With Arkeley crippled by injuries and age, he finally resolves that the best way to stop this new outbreak of vampirism is to allow himself to become one, having vampire Justina Malvern turn him so that he can defeat the awakened vampires himself. He informs Caxton that he will return to her so that she can kill him once he has completed his task, but fails to return once the sun rises, forcing Caxton to acknowledge that her mentor has become what he once hunted, leaving her resolved to find and stop him.

== Vampire nature in 99 Coffins ==

The vampires in David Wellington's novel lose all their human appearances once turned. Their ears become pointed, their hair falls out, all teeth become wickedly sharp, and skin color always becomes pale white, regardless of ethnicity and pigmentation in life. The vampire must remain in a coffin during the day, as their bodies literally die each sunrise, and flesh melts into a noxious fluid, with dead skin and maggots. They are put together when dusk comes, thus getting a new body at night. Physical damage, such as mangled ears, is repaired each morning, but atrophy due to blood-starvation is not.

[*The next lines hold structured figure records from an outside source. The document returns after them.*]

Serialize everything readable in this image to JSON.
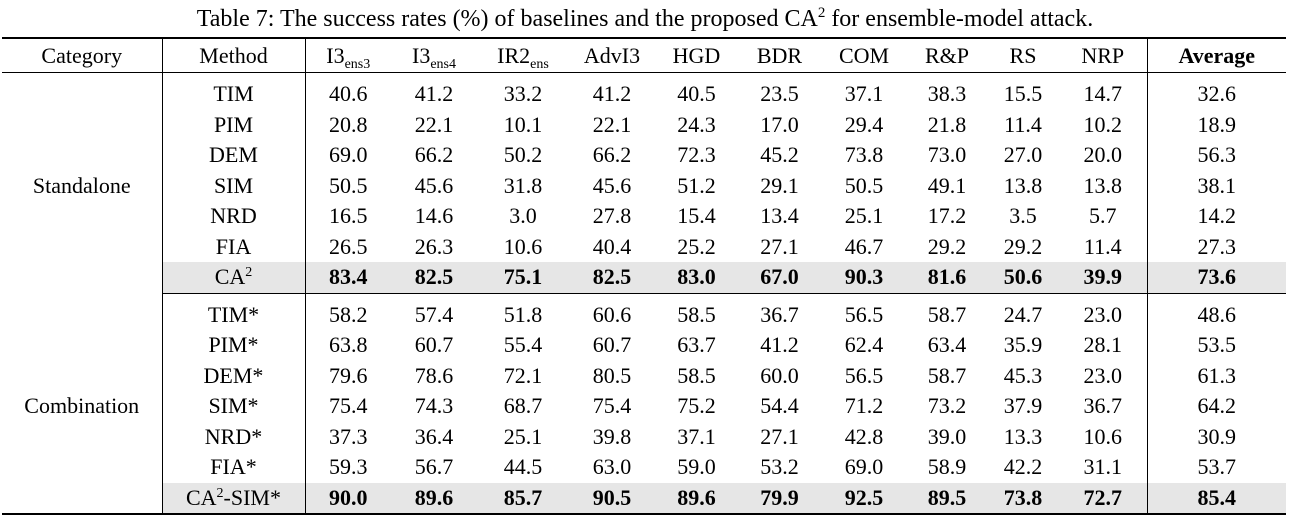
{
  "caption": {
    "prefix": "Table 7: The success rates (%) of baselines and the proposed CA",
    "sup": "2",
    "suffix": " for ensemble-model attack."
  },
  "columns": [
    {
      "base": "Category",
      "sub": ""
    },
    {
      "base": "Method",
      "sub": ""
    },
    {
      "base": "I3",
      "sub": "ens3"
    },
    {
      "base": "I3",
      "sub": "ens4"
    },
    {
      "base": "IR2",
      "sub": "ens"
    },
    {
      "base": "AdvI3",
      "sub": ""
    },
    {
      "base": "HGD",
      "sub": ""
    },
    {
      "base": "BDR",
      "sub": ""
    },
    {
      "base": "COM",
      "sub": ""
    },
    {
      "base": "R&P",
      "sub": ""
    },
    {
      "base": "RS",
      "sub": ""
    },
    {
      "base": "NRP",
      "sub": ""
    },
    {
      "base": "Average",
      "sub": ""
    }
  ],
  "groups": [
    {
      "category": "Standalone",
      "rows": [
        {
          "method": "TIM",
          "values": [
            "40.6",
            "41.2",
            "33.2",
            "41.2",
            "40.5",
            "23.5",
            "37.1",
            "38.3",
            "15.5",
            "14.7",
            "32.6"
          ]
        },
        {
          "method": "PIM",
          "values": [
            "20.8",
            "22.1",
            "10.1",
            "22.1",
            "24.3",
            "17.0",
            "29.4",
            "21.8",
            "11.4",
            "10.2",
            "18.9"
          ]
        },
        {
          "method": "DEM",
          "values": [
            "69.0",
            "66.2",
            "50.2",
            "66.2",
            "72.3",
            "45.2",
            "73.8",
            "73.0",
            "27.0",
            "20.0",
            "56.3"
          ]
        },
        {
          "method": "SIM",
          "values": [
            "50.5",
            "45.6",
            "31.8",
            "45.6",
            "51.2",
            "29.1",
            "50.5",
            "49.1",
            "13.8",
            "13.8",
            "38.1"
          ]
        },
        {
          "method": "NRD",
          "values": [
            "16.5",
            "14.6",
            "3.0",
            "27.8",
            "15.4",
            "13.4",
            "25.1",
            "17.2",
            "3.5",
            "5.7",
            "14.2"
          ]
        },
        {
          "method": "FIA",
          "values": [
            "26.5",
            "26.3",
            "10.6",
            "40.4",
            "25.2",
            "27.1",
            "46.7",
            "29.2",
            "29.2",
            "11.4",
            "27.3"
          ]
        }
      ],
      "highlight": {
        "method_base": "CA",
        "method_sup": "2",
        "method_suffix": "",
        "values": [
          "83.4",
          "82.5",
          "75.1",
          "82.5",
          "83.0",
          "67.0",
          "90.3",
          "81.6",
          "50.6",
          "39.9",
          "73.6"
        ]
      }
    },
    {
      "category": "Combination",
      "rows": [
        {
          "method": "TIM*",
          "values": [
            "58.2",
            "57.4",
            "51.8",
            "60.6",
            "58.5",
            "36.7",
            "56.5",
            "58.7",
            "24.7",
            "23.0",
            "48.6"
          ]
        },
        {
          "method": "PIM*",
          "values": [
            "63.8",
            "60.7",
            "55.4",
            "60.7",
            "63.7",
            "41.2",
            "62.4",
            "63.4",
            "35.9",
            "28.1",
            "53.5"
          ]
        },
        {
          "method": "DEM*",
          "values": [
            "79.6",
            "78.6",
            "72.1",
            "80.5",
            "58.5",
            "60.0",
            "56.5",
            "58.7",
            "45.3",
            "23.0",
            "61.3"
          ]
        },
        {
          "method": "SIM*",
          "values": [
            "75.4",
            "74.3",
            "68.7",
            "75.4",
            "75.2",
            "54.4",
            "71.2",
            "73.2",
            "37.9",
            "36.7",
            "64.2"
          ]
        },
        {
          "method": "NRD*",
          "values": [
            "37.3",
            "36.4",
            "25.1",
            "39.8",
            "37.1",
            "27.1",
            "42.8",
            "39.0",
            "13.3",
            "10.6",
            "30.9"
          ]
        },
        {
          "method": "FIA*",
          "values": [
            "59.3",
            "56.7",
            "44.5",
            "63.0",
            "59.0",
            "53.2",
            "69.0",
            "58.9",
            "42.2",
            "31.1",
            "53.7"
          ]
        }
      ],
      "highlight": {
        "method_base": "CA",
        "method_sup": "2",
        "method_suffix": "-SIM*",
        "values": [
          "90.0",
          "89.6",
          "85.7",
          "90.5",
          "89.6",
          "79.9",
          "92.5",
          "89.5",
          "73.8",
          "72.7",
          "85.4"
        ]
      }
    }
  ]
}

The method of transferring the curse is very different from the "traditional" way. To transfer the curse one must accept the vampire's invitation to undeath, and then kill one's self to be reborn.

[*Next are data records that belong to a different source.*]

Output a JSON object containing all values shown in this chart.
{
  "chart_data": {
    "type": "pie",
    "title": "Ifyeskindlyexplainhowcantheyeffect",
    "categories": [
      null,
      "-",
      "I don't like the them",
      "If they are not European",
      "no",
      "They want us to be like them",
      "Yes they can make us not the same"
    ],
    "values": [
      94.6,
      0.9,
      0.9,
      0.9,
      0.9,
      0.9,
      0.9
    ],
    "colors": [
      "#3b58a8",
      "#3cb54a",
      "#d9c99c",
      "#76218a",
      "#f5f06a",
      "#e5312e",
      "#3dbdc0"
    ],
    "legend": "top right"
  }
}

Vampires also have the power to resurrect their victims from the dead to create undead servants. These "half-deads" quickly decay, and thus have weak and fragile bodies. In one scene, Arkeley tells Caxton, that the half-deads are "cowards" and are very easily frightened, though they seem to stand their ground despite massive casualties in later encounters. In combat, they typically use knives and other hand-to-hand weapons, as their hand-eye coordination is too poor to properly use firearms.

Vampires are nearly unstoppable. They exhibit increased speed and vastly enhanced physical strength (enough to twist open a steel padlock using bare hands). As long as they have a supply of blood, they can heal grievous wounds, including massive brain injuries, in seconds. The only way to kill one is by destroying the heart, which is made extremely difficult because of the steel-hard nature of vampire skin. Arkeley uses a Glock 23 with cross-pointed bullets, which fragment within the target's body. It is suggested that a vampire with reserves of consumed blood in its body may be able to heal damage to its heart in time to prevent its death.

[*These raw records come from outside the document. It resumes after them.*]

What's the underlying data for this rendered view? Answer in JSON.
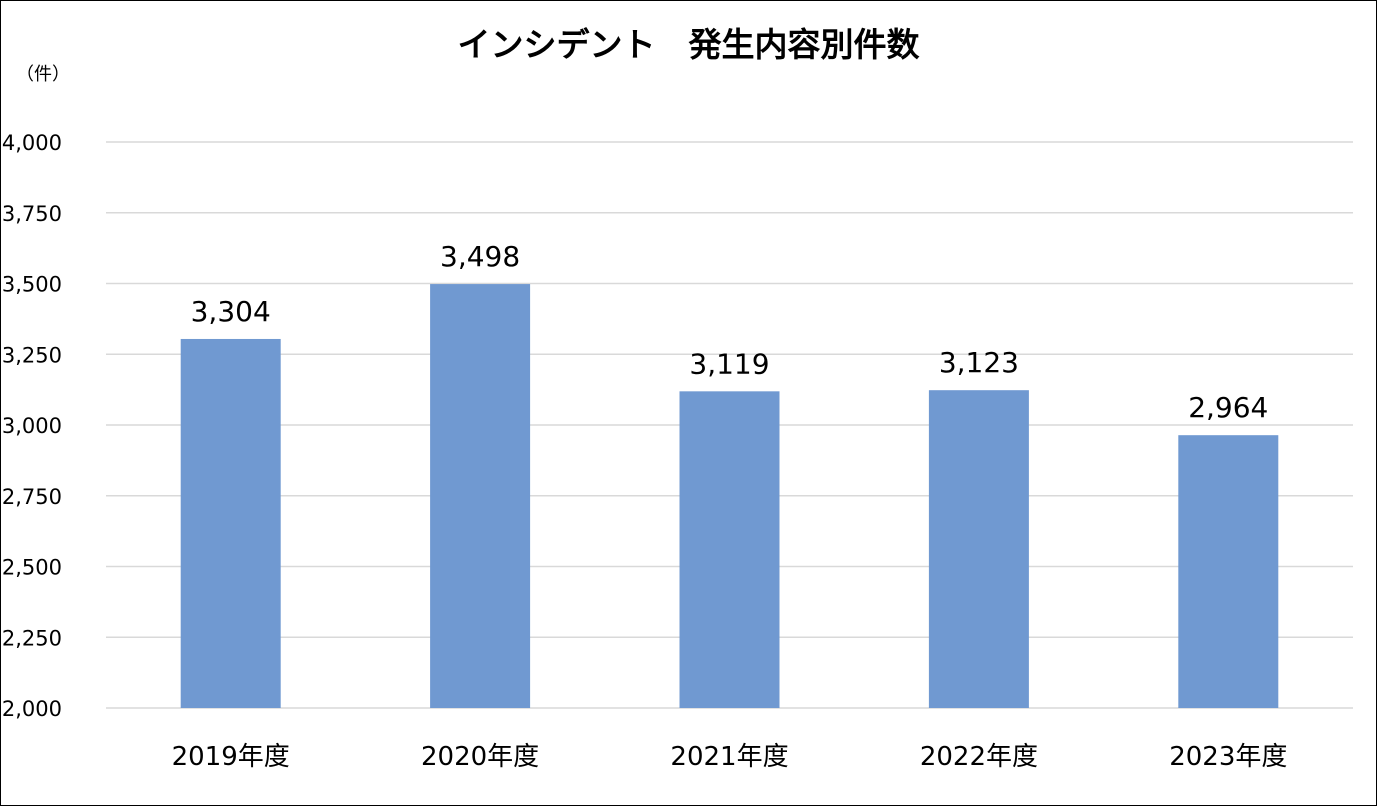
{
  "chart_data": {
    "type": "bar",
    "title": "インシデント　発生内容別件数",
    "ylabel": "（件）",
    "xlabel": "",
    "categories": [
      "2019年度",
      "2020年度",
      "2021年度",
      "2022年度",
      "2023年度"
    ],
    "values": [
      3304,
      3498,
      3119,
      3123,
      2964
    ],
    "data_labels": [
      "3,304",
      "3,498",
      "3,119",
      "3,123",
      "2,964"
    ],
    "ylim": [
      2000,
      4000
    ],
    "yticks": [
      2000,
      2250,
      2500,
      2750,
      3000,
      3250,
      3500,
      3750,
      4000
    ],
    "ytick_labels": [
      "2,000",
      "2,250",
      "2,500",
      "2,750",
      "3,000",
      "3,250",
      "3,500",
      "3,750",
      "4,000"
    ],
    "grid": true,
    "legend": "none",
    "bar_color": "#7099d1",
    "grid_color": "#d9d9d9"
  }
}
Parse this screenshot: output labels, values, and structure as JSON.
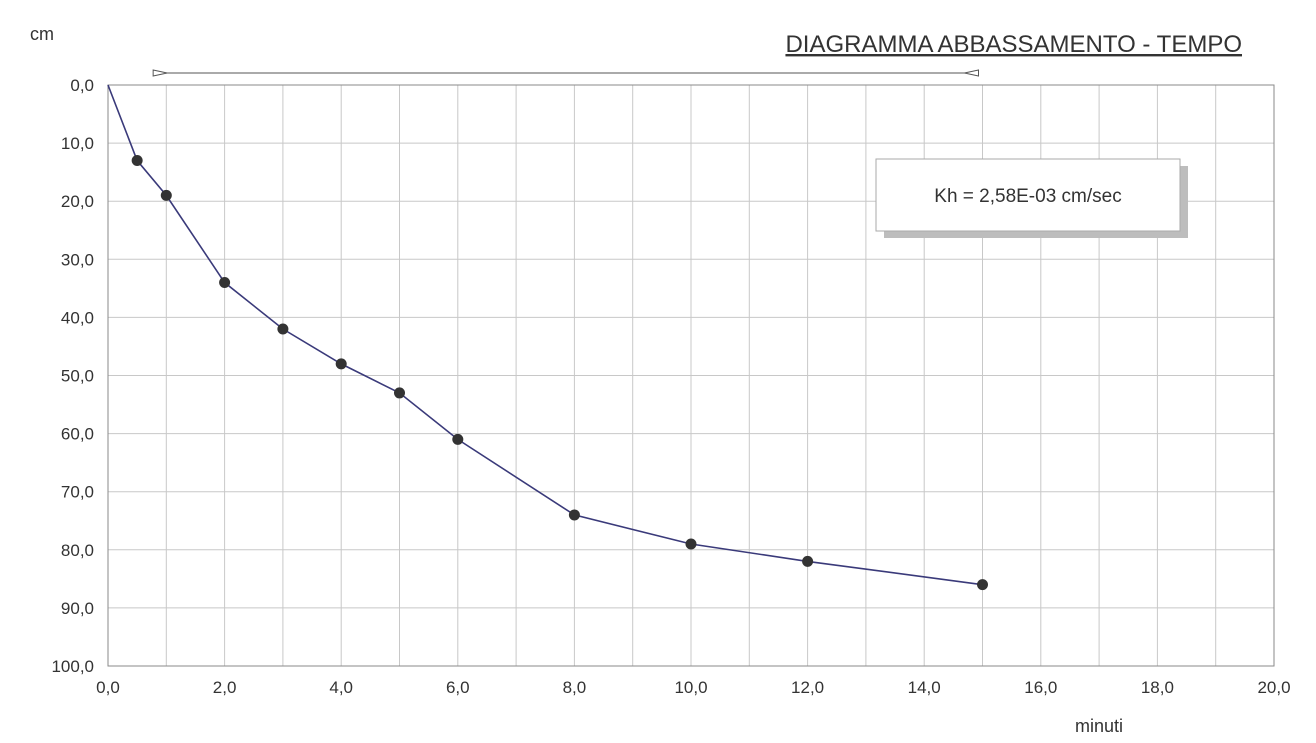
{
  "chart_data": {
    "type": "line",
    "title": "DIAGRAMMA   ABBASSAMENTO - TEMPO",
    "xlabel": "minuti",
    "ylabel": "cm",
    "xlim": [
      0,
      20
    ],
    "ylim": [
      0,
      100
    ],
    "y_inverted": true,
    "grid": true,
    "x_ticks": [
      0,
      2,
      4,
      6,
      8,
      10,
      12,
      14,
      16,
      18,
      20
    ],
    "x_tick_labels": [
      "0,0",
      "2,0",
      "4,0",
      "6,0",
      "8,0",
      "10,0",
      "12,0",
      "14,0",
      "16,0",
      "18,0",
      "20,0"
    ],
    "y_ticks": [
      0,
      10,
      20,
      30,
      40,
      50,
      60,
      70,
      80,
      90,
      100
    ],
    "y_tick_labels": [
      "0,0",
      "10,0",
      "20,0",
      "30,0",
      "40,0",
      "50,0",
      "60,0",
      "70,0",
      "80,0",
      "90,0",
      "100,0"
    ],
    "series": [
      {
        "color": "#3a3a7a",
        "marker_color": "#333333",
        "x": [
          0,
          0.5,
          1,
          2,
          3,
          4,
          5,
          6,
          8,
          10,
          12,
          15
        ],
        "y": [
          0,
          13,
          19,
          34,
          42,
          48,
          53,
          61,
          74,
          79,
          82,
          86
        ],
        "markers": [
          false,
          true,
          true,
          true,
          true,
          true,
          true,
          true,
          true,
          true,
          true,
          true
        ]
      }
    ],
    "range_indicator": {
      "x_start": 0.5,
      "x_end": 15
    },
    "annotation": {
      "text": "Kh = 2,58E-03 cm/sec"
    }
  }
}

Unlike most traditional vampires, Wellington's vampires do age to a degree, with the result that their need for blood increases significantly as their body decays over time; the oldest vampire in the series, at over three centuries of age, has reached a point where she will allegedly require five to six gallons of blood just to walk on her own, with younger vampires taking on the responsibility of 'feeding' their elders by bringing them blood.

== Release details ==

99 Coffins was released by Random House Books on December 31, 2007.

==Critical commentary==

In a mostly positive review, Publishers Weekly praised the book's fast pace and credibly created historical journal entries and letters. "The taut narrative never slackens, providing thrilling entertainment for readers who like their horror raw and bloody."